Un padre. La figura de la que provenimos. El hombre que unió su destino al nuestro desde que éramos pequeños y que, como si estuviera atado con un hilo invisible, permanece ahí, al lado, incluso en las ausencias, aunque no lo pretendamos. Un padre. Y todas las imágenes que ello conlleva. Como si de un río que, fluctuando, volviéndose invisible a veces, anegándolo todo otras, crea instantes que recuperaremos, que guardaremos en la memoria, para que el olvido no arrastre aquellas imágenes que llevamos con nosotros. Un padre. Que a su vez es una historia, una vida, una existencia. Y como en todas ellas, diferentes versiones de un mismo hombre, de una misma figura, que trasciende el simple hecho de la sangre, o de los lazos familiares. La casa no es sólo una novela gráfica, también es un homenaje. Un ir y venir de recuerdos que, como las grietas de un hogar, intentamos reparar para que el aire que nos dio la vida no se escape por los rincones de la desmemoria. Un padre, repito, y en ese padre todo un mundo.
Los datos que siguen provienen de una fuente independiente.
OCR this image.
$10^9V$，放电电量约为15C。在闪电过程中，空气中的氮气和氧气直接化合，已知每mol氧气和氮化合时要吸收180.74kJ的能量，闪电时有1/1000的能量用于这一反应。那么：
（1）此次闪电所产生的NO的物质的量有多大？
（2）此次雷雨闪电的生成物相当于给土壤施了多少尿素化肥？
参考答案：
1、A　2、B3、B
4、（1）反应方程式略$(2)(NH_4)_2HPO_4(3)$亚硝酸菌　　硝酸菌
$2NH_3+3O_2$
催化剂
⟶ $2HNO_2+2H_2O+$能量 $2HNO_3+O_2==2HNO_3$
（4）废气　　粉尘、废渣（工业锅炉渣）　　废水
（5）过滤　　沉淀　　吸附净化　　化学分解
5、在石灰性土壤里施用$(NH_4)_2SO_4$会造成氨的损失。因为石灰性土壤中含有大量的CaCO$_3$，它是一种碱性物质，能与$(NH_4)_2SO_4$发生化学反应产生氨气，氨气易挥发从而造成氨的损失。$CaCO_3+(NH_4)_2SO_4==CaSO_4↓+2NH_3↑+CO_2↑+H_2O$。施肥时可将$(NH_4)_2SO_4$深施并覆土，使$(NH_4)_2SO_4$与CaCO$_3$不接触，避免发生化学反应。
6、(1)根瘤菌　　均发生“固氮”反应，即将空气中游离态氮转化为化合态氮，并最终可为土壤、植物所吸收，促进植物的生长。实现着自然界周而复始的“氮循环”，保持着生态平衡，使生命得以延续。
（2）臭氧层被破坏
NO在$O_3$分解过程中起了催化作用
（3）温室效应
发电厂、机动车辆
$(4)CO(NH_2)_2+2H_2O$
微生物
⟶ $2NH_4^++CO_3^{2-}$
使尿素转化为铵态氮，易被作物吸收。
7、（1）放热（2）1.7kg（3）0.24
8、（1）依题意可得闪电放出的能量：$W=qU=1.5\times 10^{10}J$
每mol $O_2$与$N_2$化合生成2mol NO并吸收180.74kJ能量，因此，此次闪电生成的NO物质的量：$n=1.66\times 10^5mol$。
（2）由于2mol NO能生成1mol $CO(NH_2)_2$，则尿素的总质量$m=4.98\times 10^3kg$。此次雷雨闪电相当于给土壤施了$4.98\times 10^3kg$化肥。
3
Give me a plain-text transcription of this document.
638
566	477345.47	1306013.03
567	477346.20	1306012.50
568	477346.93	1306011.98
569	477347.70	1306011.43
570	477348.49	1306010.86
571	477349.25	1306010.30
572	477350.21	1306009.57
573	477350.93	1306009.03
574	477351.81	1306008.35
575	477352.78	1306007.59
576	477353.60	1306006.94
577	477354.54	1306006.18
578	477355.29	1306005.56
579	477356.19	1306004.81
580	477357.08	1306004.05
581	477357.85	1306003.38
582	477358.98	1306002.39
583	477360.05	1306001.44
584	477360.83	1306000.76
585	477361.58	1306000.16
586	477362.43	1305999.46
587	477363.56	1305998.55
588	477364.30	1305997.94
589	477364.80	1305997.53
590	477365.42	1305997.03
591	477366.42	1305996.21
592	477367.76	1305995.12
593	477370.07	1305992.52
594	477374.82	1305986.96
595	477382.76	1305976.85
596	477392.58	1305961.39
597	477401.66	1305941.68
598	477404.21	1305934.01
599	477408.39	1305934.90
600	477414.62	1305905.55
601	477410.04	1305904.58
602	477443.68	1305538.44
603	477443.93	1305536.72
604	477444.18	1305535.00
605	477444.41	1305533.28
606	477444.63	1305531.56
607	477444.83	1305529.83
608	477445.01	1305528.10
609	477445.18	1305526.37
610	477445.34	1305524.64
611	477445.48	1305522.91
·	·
Tres hermanos se unen en la casa paterna. Su padre ha muerto y en esos días recuperarán los recuerdos que creían haber olvidado, las escenas de una vida que no fue trágica pero tampoco amable, y que les provocará la necesidad de entender a un hombre que lo dio todo por sus hijos, aunque no dijera nada.
La figura del padre ha sido una constante en la literatura. Su muerte, los recuerdos, los lazos que nos unen a nuestros progenitores. Paco Roca se aleja, de alguna manera, de las grandes proporciones que utilizara en Los surcos del azar para traernos una historia más íntima pero no por ello menos intensa. Es en ese ir y venir de viñetas, en esos silencios que a veces aparecen cuando alguno de los personajes recuerda un instante, cuando el autor nos deja callados, como esperando ser nosotros mismos los que nos llevemos nuestros propios recuerdos. Un paso sosegado por toda una vida, pero a la vez un paisaje escarpado y lleno de la tierra que, al removerse, suelta todo aquello que había querido esconder. Estamos ante un Paco Roca que nos muestra todo, que no se esconde tras un dibujo para contarnos lo que no se ha atrevido nunca a contar. Una desnudez que duele, que se palpa como quien estuviera asiendo la mano de su padre y éste le llevara por toda su infancia. Un fantasma del pasado. Una sombra que, como un árbol que ha permanecido vivo durante demasiado tiempo, quiera soltar su último aliento para después dejar que el silencio sea el que hable. No es, por tanto, simplemente una novela gráfica como decía, sino también un homenaje a un padre que no es perfecto, pero que no tiene necesidad de ello porque su forma de querer es la única que comprende.
Aquellos que ya sintieran el latigazo de la emoción con Arrugas comprenderán con La casa que aquello era sólo el principio, el inicio de un camino que se bifurca pero siempre avanza, y en el que Paco Roca nos descubre, una vez más, que poco importa si el tamaño de una historia es mínimo, cerrado, como una habitación minúscula donde no entran todos los personajes. Lo importante aquí, en esta historia de lágrimas que limpian lo que quedó impregnado por la suciedad de los recuerdos, es observar y entender que lo que se nos cuenta, lo que se encuentra en el intervalo entre el sonido de la vida y el silencio de la muerte, es donde caben todas aquellas narraciones que no hemos sido capaces de contarnos a nosotros mismos. Un padre. Una familia. Y todo un universo a punto de explotar.